The Record-Courier
- Type: Twice-weekly newspaper
- Owner: Adam Trumble
- Founder: A. C. Pratt
- Founded: 1875; 151 years ago
- Language: English
- City: Gardnerville, Nevada
- Country: United States
- Website: recordcourier.com

= Record-Courier (Nevada) =

Newspaper published in Gardnerville, Nevada

The Record-Courier is a twice-a-week newspaper in Gardnerville, Nevada. It is one of the oldest continuously published nameplates in Nevada. The Record-Courier covers Carson Valley, located in Douglas County, Alpine County (California), and Mono County (California) in the eastern Sierra Nevada.

== History ==
The newspaper has its origins in The Carson Valley News founded in Genoa, Nevada by A. C. Pratt on Feb. 20, 1875. The newspaper was sold to Boynton Carlisle in 1880 and he renamed it to The Genoa Weekly Courier. Soon after the sale John Cradlebaugh opened the Genoa Journal, which was bought by George Smith. Carlisle ran the Courier for six months before selling out to Smith who absorbed it into the Journal.

Smith and Del Williams moved the Journal from Genoa to Gardnerville in 1899, starting a newspaper war with George “The Fiddler” Lamy, who published the Gardnerville Record since July 12, 1898. Lamy sold the Record to traveling dentist Dr. Stoddard P. Southworth and Charles Southworth in 1902. Two years later the Southworths bought the Courier on April 1, 1904 and merged the two to form The Record-Courier. The brothers sold the paper in November that same year to William C. Ezell. Ezell worked as editor and he was joined by business manager Bert N. Selkirk.

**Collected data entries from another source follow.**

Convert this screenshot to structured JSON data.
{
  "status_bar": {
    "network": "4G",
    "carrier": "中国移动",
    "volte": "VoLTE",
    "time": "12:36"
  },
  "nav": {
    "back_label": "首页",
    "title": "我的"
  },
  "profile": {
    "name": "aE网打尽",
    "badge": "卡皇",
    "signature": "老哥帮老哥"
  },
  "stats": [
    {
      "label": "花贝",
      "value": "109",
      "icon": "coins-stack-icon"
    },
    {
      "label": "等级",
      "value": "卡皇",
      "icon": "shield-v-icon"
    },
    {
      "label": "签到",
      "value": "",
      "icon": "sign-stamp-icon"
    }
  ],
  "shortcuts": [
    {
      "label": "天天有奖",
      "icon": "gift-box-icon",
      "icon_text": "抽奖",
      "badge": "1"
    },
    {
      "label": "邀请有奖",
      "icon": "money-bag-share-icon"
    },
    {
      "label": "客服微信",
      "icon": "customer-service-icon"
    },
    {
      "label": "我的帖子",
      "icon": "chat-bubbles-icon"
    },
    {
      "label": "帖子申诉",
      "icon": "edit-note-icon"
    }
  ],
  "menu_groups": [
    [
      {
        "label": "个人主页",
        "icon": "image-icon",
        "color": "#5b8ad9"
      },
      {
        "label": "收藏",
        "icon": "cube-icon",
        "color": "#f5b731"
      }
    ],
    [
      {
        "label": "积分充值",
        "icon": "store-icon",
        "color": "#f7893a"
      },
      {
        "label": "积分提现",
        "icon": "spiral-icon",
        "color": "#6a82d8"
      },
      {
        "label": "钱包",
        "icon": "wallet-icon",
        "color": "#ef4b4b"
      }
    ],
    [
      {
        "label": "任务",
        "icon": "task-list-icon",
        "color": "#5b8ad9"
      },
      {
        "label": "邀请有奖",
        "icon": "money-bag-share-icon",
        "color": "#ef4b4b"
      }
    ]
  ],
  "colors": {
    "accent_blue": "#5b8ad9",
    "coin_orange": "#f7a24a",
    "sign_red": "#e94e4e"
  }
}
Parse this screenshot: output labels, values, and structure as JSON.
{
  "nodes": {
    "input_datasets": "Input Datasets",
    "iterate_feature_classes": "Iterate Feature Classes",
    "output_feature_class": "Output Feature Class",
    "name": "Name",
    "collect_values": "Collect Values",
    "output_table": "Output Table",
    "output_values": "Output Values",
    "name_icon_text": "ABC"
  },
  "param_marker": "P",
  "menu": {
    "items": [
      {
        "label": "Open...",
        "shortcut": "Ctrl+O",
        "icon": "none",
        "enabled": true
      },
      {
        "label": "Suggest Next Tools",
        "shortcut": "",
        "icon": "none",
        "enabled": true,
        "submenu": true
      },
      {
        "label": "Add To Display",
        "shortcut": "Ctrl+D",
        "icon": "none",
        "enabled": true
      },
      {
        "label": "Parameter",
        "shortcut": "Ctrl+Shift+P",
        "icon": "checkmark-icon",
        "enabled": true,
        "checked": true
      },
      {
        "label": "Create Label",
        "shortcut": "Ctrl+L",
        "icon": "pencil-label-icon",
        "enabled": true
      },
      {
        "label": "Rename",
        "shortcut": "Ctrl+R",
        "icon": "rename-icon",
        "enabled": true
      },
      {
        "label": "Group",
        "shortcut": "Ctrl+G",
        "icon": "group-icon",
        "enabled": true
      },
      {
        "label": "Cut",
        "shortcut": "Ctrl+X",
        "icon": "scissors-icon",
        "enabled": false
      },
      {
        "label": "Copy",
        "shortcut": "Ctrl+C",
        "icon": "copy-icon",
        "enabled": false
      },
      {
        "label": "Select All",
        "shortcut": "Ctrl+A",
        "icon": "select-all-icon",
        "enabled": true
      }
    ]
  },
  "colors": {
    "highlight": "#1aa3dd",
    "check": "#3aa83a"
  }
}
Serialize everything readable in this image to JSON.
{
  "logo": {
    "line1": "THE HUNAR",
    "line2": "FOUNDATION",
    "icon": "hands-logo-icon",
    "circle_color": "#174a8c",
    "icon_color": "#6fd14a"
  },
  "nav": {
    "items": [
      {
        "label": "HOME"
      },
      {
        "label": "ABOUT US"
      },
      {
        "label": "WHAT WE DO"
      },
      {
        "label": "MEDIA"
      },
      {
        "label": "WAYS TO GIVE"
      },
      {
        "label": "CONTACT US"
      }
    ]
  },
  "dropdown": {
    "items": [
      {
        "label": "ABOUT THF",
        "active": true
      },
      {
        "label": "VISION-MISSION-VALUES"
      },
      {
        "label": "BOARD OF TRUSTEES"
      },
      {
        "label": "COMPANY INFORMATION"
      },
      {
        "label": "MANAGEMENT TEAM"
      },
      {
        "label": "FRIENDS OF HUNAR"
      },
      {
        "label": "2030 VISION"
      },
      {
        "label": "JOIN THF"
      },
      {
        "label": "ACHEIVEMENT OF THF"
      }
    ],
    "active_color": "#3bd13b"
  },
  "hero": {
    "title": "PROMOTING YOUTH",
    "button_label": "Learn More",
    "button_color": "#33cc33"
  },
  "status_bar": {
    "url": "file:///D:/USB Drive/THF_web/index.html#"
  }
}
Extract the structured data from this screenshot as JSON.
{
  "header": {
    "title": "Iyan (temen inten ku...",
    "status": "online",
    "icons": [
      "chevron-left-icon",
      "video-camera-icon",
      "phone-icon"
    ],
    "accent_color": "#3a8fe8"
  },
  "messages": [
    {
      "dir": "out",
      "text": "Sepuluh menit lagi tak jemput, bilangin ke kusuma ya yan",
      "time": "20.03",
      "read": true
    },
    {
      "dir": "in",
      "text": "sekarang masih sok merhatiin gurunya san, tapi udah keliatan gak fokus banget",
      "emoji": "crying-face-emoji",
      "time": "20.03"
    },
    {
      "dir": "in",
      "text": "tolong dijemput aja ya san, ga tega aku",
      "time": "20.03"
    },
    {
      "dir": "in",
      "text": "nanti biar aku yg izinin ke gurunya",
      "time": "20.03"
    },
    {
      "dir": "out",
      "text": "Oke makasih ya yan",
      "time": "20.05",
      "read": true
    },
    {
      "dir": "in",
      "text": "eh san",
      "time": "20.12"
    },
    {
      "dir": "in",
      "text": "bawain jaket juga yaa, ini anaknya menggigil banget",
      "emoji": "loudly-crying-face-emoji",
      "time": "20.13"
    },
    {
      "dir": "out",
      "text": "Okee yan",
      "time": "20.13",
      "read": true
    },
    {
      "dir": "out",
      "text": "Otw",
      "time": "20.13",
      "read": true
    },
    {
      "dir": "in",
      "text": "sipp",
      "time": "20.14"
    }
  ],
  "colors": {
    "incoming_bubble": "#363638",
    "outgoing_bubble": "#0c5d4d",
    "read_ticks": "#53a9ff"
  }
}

In July 1906, Ezell grew ill and put the paper up for sale. That August, it was acquired by George W. Springmeyer. In 1908, Selkirk purchased the paper from the owner's father H.H. Springmeyer. In 1944, Selkirk sold the paper to Arthur N. Suverkrup and his son John. In 1954, Suverkrup sold the paper to J.A. McDermott. In 1965, he sold it to Tony Payton and Tom Dickerson. In 1970, Frank Griffin acquired the paper from Payton and Dickerson. In 1971, Donald and Lynn Woodward, owner of the Sparks Tribune, purchased a partial interest in the business and eventually acquired full ownership.

In 1988, the Woodwards sold the paper to Swift Communications. On August 1, 2019, The Record-Courier along with the Nevada Appeal, the Lahontan Valley News, and the Northern Nevada Business View, were sold to Pacific Publishing Company. The papers reformed under the division Nevada News Group. PPC sold the division in January 2025 to Eagle Valley Publishing, founded by the Appeals editor Adam Trumble.